My experience is that the parent may not have a great experiencing with the CSV file. Compare a CSV file of a statistical first release from DFE to the Excel original, and if you’re simply looking through the tables to find a number it is far far easier with the Excel. Working with VCS organisations and non-data specialists to explore how they can use open data this is a very real problem I’ve seen numerous times – where the format and how the data appears really matters to how usable it is to the end-user. Different tools serve different needs, and what might look like ‘trivial’ issues to the technically skilled are not trivial to the under-pressure parent with limited ICT skills. I believe we should be building an inclusive open data infrastructure, and constantly asking ourselves the critical question of who we are empowering by the technical choices we make.
On the RDF question, a simple non-hypothetical example would come in the form of EduBase, although I note that this, whilst a significant government dataset published as RDF, has never had a data.gov.uk record.

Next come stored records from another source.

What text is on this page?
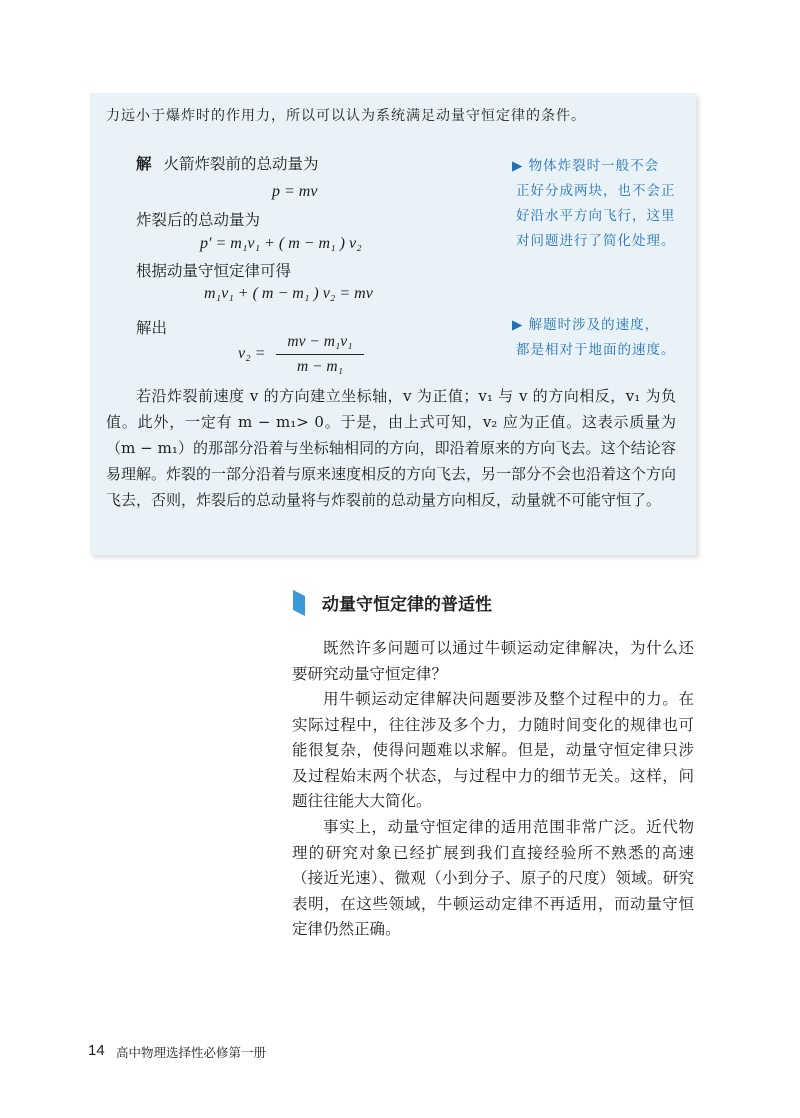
力远小于爆炸时的作用力，所以可以认为系统满足动量守恒定律的条件。
解 火箭炸裂前的总动量为
p = mv
炸裂后的总动量为
p′ = m₁v₁ + ( m − m₁ ) v₂
根据动量守恒定律可得
m₁v₁ + ( m − m₁ ) v₂ = mv
解出
v₂ =
mv − m₁v₁
m − m₁
▶ 物体炸裂时一般不会
正好分成两块，也不会正
好沿水平方向飞行，这里
对问题进行了简化处理。
▶ 解题时涉及的速度，
都是相对于地面的速度。
若沿炸裂前速度 v 的方向建立坐标轴，v 为正值；v₁ 与 v 的方向相反，v₁ 为负值。此外，一定有 m − m₁> 0。于是，由上式可知，v₂ 应为正值。这表示质量为（m − m₁）的那部分沿着与坐标轴相同的方向，即沿着原来的方向飞去。这个结论容易理解。炸裂的一部分沿着与原来速度相反的方向飞去，另一部分不会也沿着这个方向飞去，否则，炸裂后的总动量将与炸裂前的总动量方向相反，动量就不可能守恒了。
动量守恒定律的普适性
既然许多问题可以通过牛顿运动定律解决，为什么还要研究动量守恒定律？
用牛顿运动定律解决问题要涉及整个过程中的力。在实际过程中，往往涉及多个力，力随时间变化的规律也可能很复杂，使得问题难以求解。但是，动量守恒定律只涉及过程始末两个状态，与过程中力的细节无关。这样，问题往往能大大简化。
事实上，动量守恒定律的适用范围非常广泛。近代物理的研究对象已经扩展到我们直接经验所不熟悉的高速（接近光速）、微观（小到分子、原子的尺度）领域。研究表明，在这些领域，牛顿运动定律不再适用，而动量守恒定律仍然正确。
14 高中物理选择性必修第一册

EduBase is available as (outdated) RDF at http://education.data.gov.uk/ and can be accessed as non-open data in a limited Excel download behind a log-in at http://www.education.gov.uk/edubase – If this was listed on data.gov.uk tomorrow (and I remain puzzled as to why no record exists for it), what automated score would it get?
As I understand the current implementation, if it was listed with a link to the EduBase website (not direct to data), and the openly licensed (outdated) RDF, it would score top?

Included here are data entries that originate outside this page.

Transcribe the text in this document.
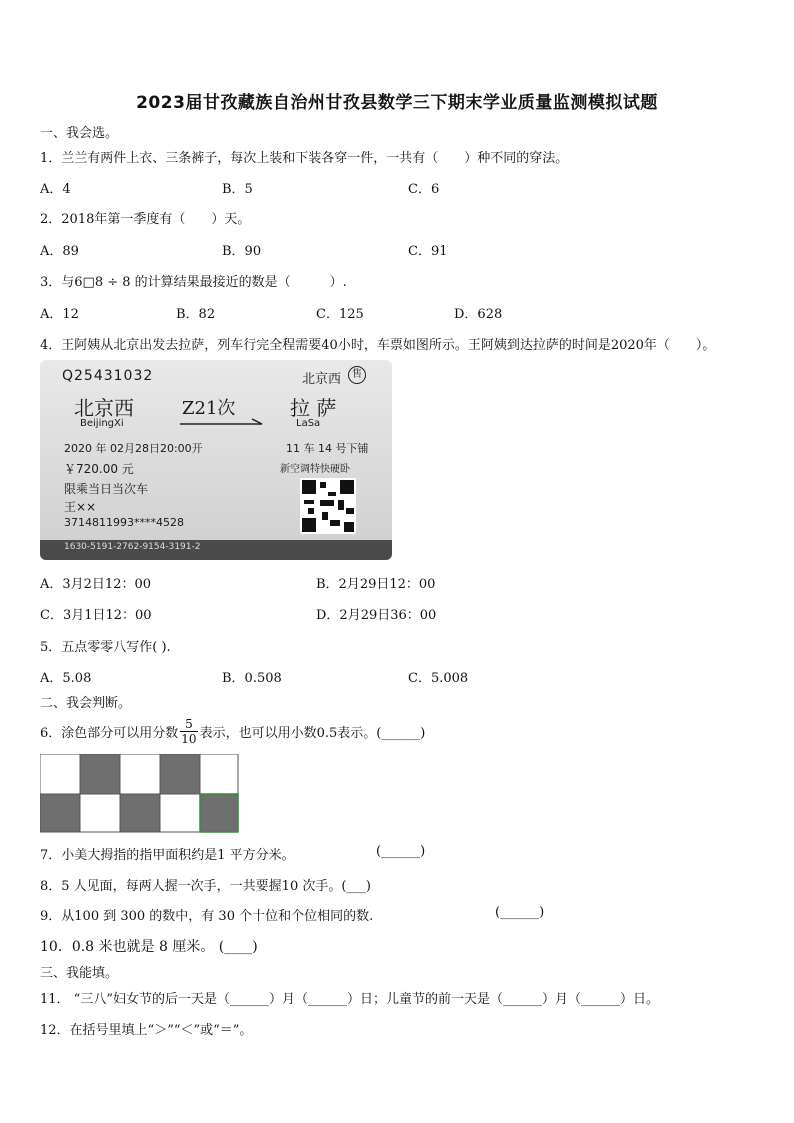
2023届甘孜藏族自治州甘孜县数学三下期末学业质量监测模拟试题
一、我会选。
1．兰兰有两件上衣、三条裤子，每次上装和下装各穿一件，一共有（　　）种不同的穿法。
A．4	B．5	C．6
2．2018年第一季度有（　　）天。
A．89	B．90	C．91
3．与6□8 ÷ 8 的计算结果最接近的数是（　　　）.
A．12	B．82	C．125	D．628
4．王阿姨从北京出发去拉萨，列车行完全程需要40小时，车票如图所示。王阿姨到达拉萨的时间是2020年（　　）。
Q25431032	北京西	售
北京西
BeijingXi
Z21次	拉 萨
LaSa
2020 年 02月28日20:00开	11 车 14 号下铺
￥720.00 元	新空调特快硬卧
限乘当日当次车
王××
3714811993****4528
1630-5191-2762-9154-3191-2
A．3月2日12：00	B．2月29日12：00
C．3月1日12：00	D．2月29日36：00
5．五点零零八写作( ).
A．5.08	B．0.508	C．5.008
二、我会判断。
6．涂色部分可以用分数 $\frac{5}{10}$ 表示，也可以用小数0.5表示。(______)
7．小美大拇指的指甲面积约是1 平方分米。	(______)
8．5 人见面，每两人握一次手，一共要握10 次手。(___)
9．从100 到 300 的数中，有 30 个十位和个位相同的数.	(______)
10．0.8 米也就是 8 厘米。 (____)
三、我能填。
11． “三八”妇女节的后一天是（______）月（______）日；儿童节的前一天是（______）月（______）日。
12．在括号里填上“＞”“＜”或“＝”。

Again, I re-iterate that I don’t think this means the five stars are meaningless, but that they are one tool amongst many for analysing the usefulness and openness of data. As your anecdote shows, they can be a useful heuristic for locating datasets that need a closer look – but I would maintain that as an objective measurement, the model has weaknesses that we have to take seriously.
Tim, I have sympathy with Excel being useful when viewing complicated ONS datasets. One might tweak the five star rating to also require Excel when a CSV is supplied before awarding 3 stars. I’m not sure you could require the same with KML and Shapefiles, or requiring other proprietary formats, so this would be a one-off exception. It is something we could do some analysis on to see how widespread the problem is, or whether this would encourage more work than it is worth.
The old Edubase dataset is provided in RDF, CSV, JSON and as web pages so it would get 5 stars. The new one with closed license and difficulty of access both limit it to 0 stars. That’s not to say the automatic routine has some tough choices sometimes, and I’ve considered a manual override for datasets which are complicated for an automatic tool. BTW I’ll push for it to be added to data.gov.uk catalogue, as I agree its a surprising omission.
Regarding this weeks improvements to 26 datasets, on this occasion someone centrally needed to take the trouble. As we grow more confident that the reports are correct we plan to make them public, in a similar fashion to the Spend Data reports: http://data.gov.uk/data/openspending-report/index which we’ve seen driving improvement in the data there, without the need for someone central to coordinate.
I guess our views are coming at this from slightly different angles – I’m mainly concerned about getting all the 0 star datasets we have today moving in what we can mostly agree is the right direction (something better than broken links to perhaps PDFs with closed licences), and you’re focused on the accuracy of the goal, for which we need more of this healthy debate.
It’s hard to articulate and agree on where we want to be. Tim B-L set the parameters for the project kicking off and more voices pitching in are needed to refine it. It’s great to have you involved debating this.